In the last 18 months or so, the film has been shaped up, shortened (from an "epic version" which ran nearly for three hours), but also "tested" during two work in progress screenings at the cinematheque of Copenhagen (played to a full house) and the Stadtkino in Basel, Switzerland.
The third sneak preview of the film will be at the Essay Film Festival in London and can be booked here.
Yusef Sayed on the film:
"Filmfarsi was the cinema of a nation with a split personality”, says filmmaker Ehsan Khoshbakht in this film-critical history of Iran under the Shah.
Khoshbakht’s found-footage essay film Filmfarsi salvages low budget thrillers and melodramas suppressed following the 1979 Islamic revolution.

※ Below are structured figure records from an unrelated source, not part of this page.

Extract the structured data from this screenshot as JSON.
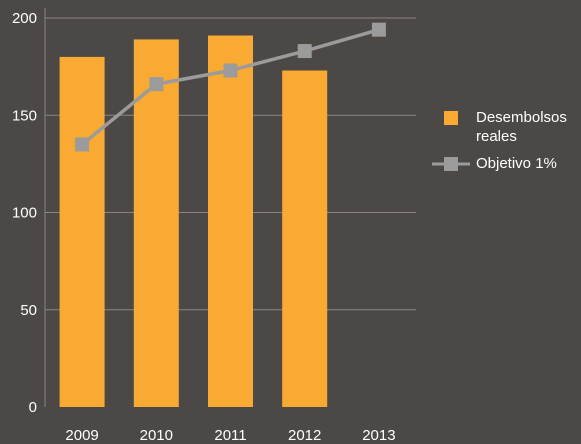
{
  "colors": {
    "background": "#4c4846",
    "bar": "#f8aa32",
    "line": "#9b9b9b",
    "grid": "#8a8583",
    "text": "#ffffff"
  },
  "chart_data": {
    "type": "bar",
    "categories": [
      "2009",
      "2010",
      "2011",
      "2012",
      "2013"
    ],
    "series": [
      {
        "name": "Desembolsos reales",
        "type": "bar",
        "values": [
          180,
          189,
          191,
          173,
          null
        ]
      },
      {
        "name": "Objetivo 1%",
        "type": "line",
        "values": [
          135,
          166,
          173,
          183,
          194
        ]
      }
    ],
    "ylim": [
      0,
      200
    ],
    "yticks": [
      "0",
      "50",
      "100",
      "150",
      "200"
    ],
    "grid": true,
    "legend": "right"
  },
  "legend": {
    "bar_label": "Desembolsos reales",
    "line_label": "Objetivo 1%"
  }
}
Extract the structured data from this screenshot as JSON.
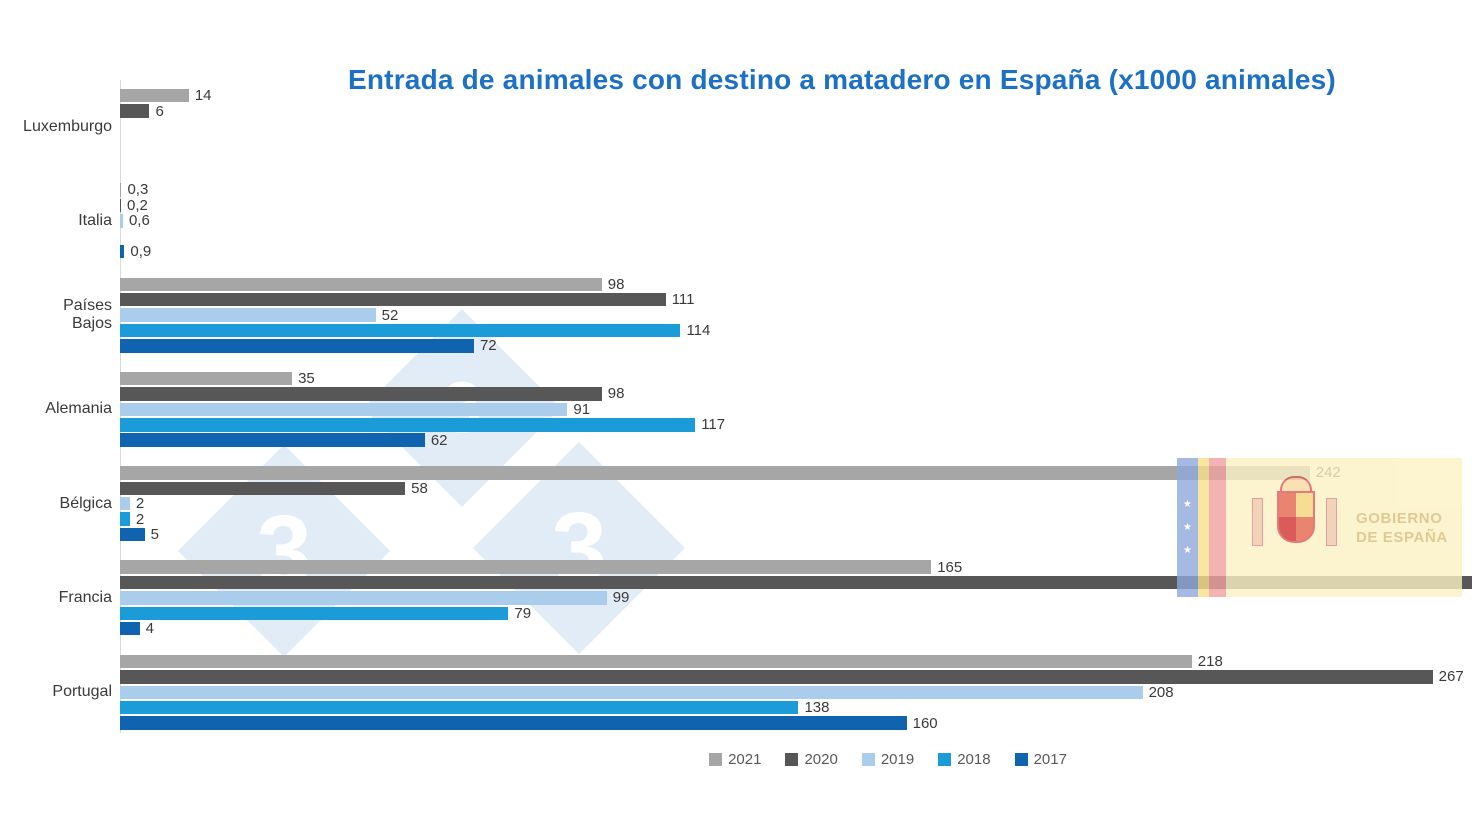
{
  "title": {
    "text": "Entrada de animales con destino a matadero en España (x1000 animales)",
    "color": "#1C70C6"
  },
  "watermark": {
    "digit": "3",
    "name": "333-diamonds-watermark"
  },
  "gov_logo": {
    "line1": "GOBIERNO",
    "line2": "DE ESPAÑA",
    "star": "★"
  },
  "legend": [
    {
      "label": "2021",
      "color": "#A6A6A6"
    },
    {
      "label": "2020",
      "color": "#575757"
    },
    {
      "label": "2019",
      "color": "#A9CDEA"
    },
    {
      "label": "2018",
      "color": "#1B9CD9"
    },
    {
      "label": "2017",
      "color": "#1064AF"
    }
  ],
  "chart_data": {
    "type": "bar",
    "orientation": "horizontal",
    "title": "Entrada de animales con destino a matadero en España (x1000 animales)",
    "unit": "x1000 animales",
    "value_axis_max": 275,
    "grid": false,
    "legend_position": "bottom",
    "series_order": [
      "2021",
      "2020",
      "2019",
      "2018",
      "2017"
    ],
    "series_colors": {
      "2021": "#A6A6A6",
      "2020": "#575757",
      "2019": "#A9CDEA",
      "2018": "#1B9CD9",
      "2017": "#1064AF"
    },
    "categories": [
      "Luxemburgo",
      "Italia",
      "Países Bajos",
      "Alemania",
      "Bélgica",
      "Francia",
      "Portugal"
    ],
    "rows": [
      {
        "category": "Luxemburgo",
        "label_display": "Luxemburgo",
        "values": {
          "2021": {
            "value": 14,
            "label": "14"
          },
          "2020": {
            "value": 6,
            "label": "6"
          },
          "2019": null,
          "2018": null,
          "2017": null
        }
      },
      {
        "category": "Italia",
        "label_display": "Italia",
        "values": {
          "2021": {
            "value": 0.3,
            "label": "0,3"
          },
          "2020": {
            "value": 0.2,
            "label": "0,2"
          },
          "2019": {
            "value": 0.6,
            "label": "0,6"
          },
          "2018": null,
          "2017": {
            "value": 0.9,
            "label": "0,9"
          }
        }
      },
      {
        "category": "Países Bajos",
        "label_display": "Países\nBajos",
        "values": {
          "2021": {
            "value": 98,
            "label": "98"
          },
          "2020": {
            "value": 111,
            "label": "111"
          },
          "2019": {
            "value": 52,
            "label": "52"
          },
          "2018": {
            "value": 114,
            "label": "114"
          },
          "2017": {
            "value": 72,
            "label": "72"
          }
        }
      },
      {
        "category": "Alemania",
        "label_display": "Alemania",
        "values": {
          "2021": {
            "value": 35,
            "label": "35"
          },
          "2020": {
            "value": 98,
            "label": "98"
          },
          "2019": {
            "value": 91,
            "label": "91"
          },
          "2018": {
            "value": 117,
            "label": "117"
          },
          "2017": {
            "value": 62,
            "label": "62"
          }
        }
      },
      {
        "category": "Bélgica",
        "label_display": "Bélgica",
        "values": {
          "2021": {
            "value": 242,
            "label": "242"
          },
          "2020": {
            "value": 58,
            "label": "58"
          },
          "2019": {
            "value": 2,
            "label": "2"
          },
          "2018": {
            "value": 2,
            "label": "2"
          },
          "2017": {
            "value": 5,
            "label": "5"
          }
        }
      },
      {
        "category": "Francia",
        "label_display": "Francia",
        "values": {
          "2021": {
            "value": 165,
            "label": "165"
          },
          "2020": {
            "value": null,
            "label": null,
            "clipped": true
          },
          "2019": {
            "value": 99,
            "label": "99"
          },
          "2018": {
            "value": 79,
            "label": "79"
          },
          "2017": {
            "value": 4,
            "label": "4"
          }
        }
      },
      {
        "category": "Portugal",
        "label_display": "Portugal",
        "values": {
          "2021": {
            "value": 218,
            "label": "218"
          },
          "2020": {
            "value": 267,
            "label": "267"
          },
          "2019": {
            "value": 208,
            "label": "208"
          },
          "2018": {
            "value": 138,
            "label": "138"
          },
          "2017": {
            "value": 160,
            "label": "160"
          }
        }
      }
    ]
  }
}
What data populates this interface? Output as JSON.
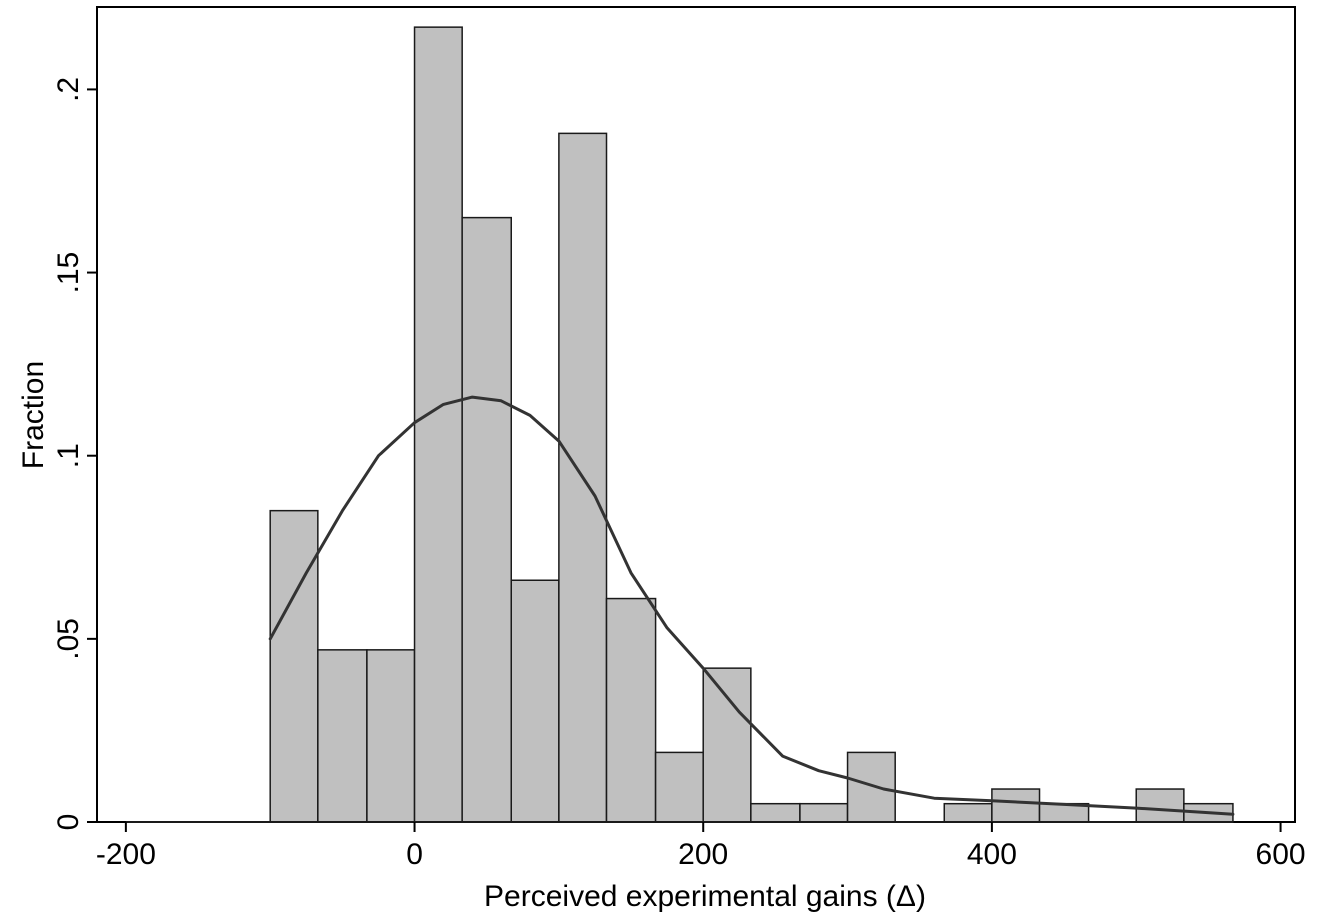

These films defined Iranian cinema in the 1960s and 70s, when the industry shared an equal percentage of the market with the USA. Little more than VHS rips remain.
Khoshbakht here uncovers that which was thought destroyed. A cinema of titillation, action and big emotions, which also presented a troubling mirror for the country, as Iran struggled to reconcile its religious traditions with the turbulence of modernity, and the influences of the West. There are remakes and rip-offs, even a Persian Vertigo. The often cheap, sleazy and derivative films offer an insight into Iran’s psyche.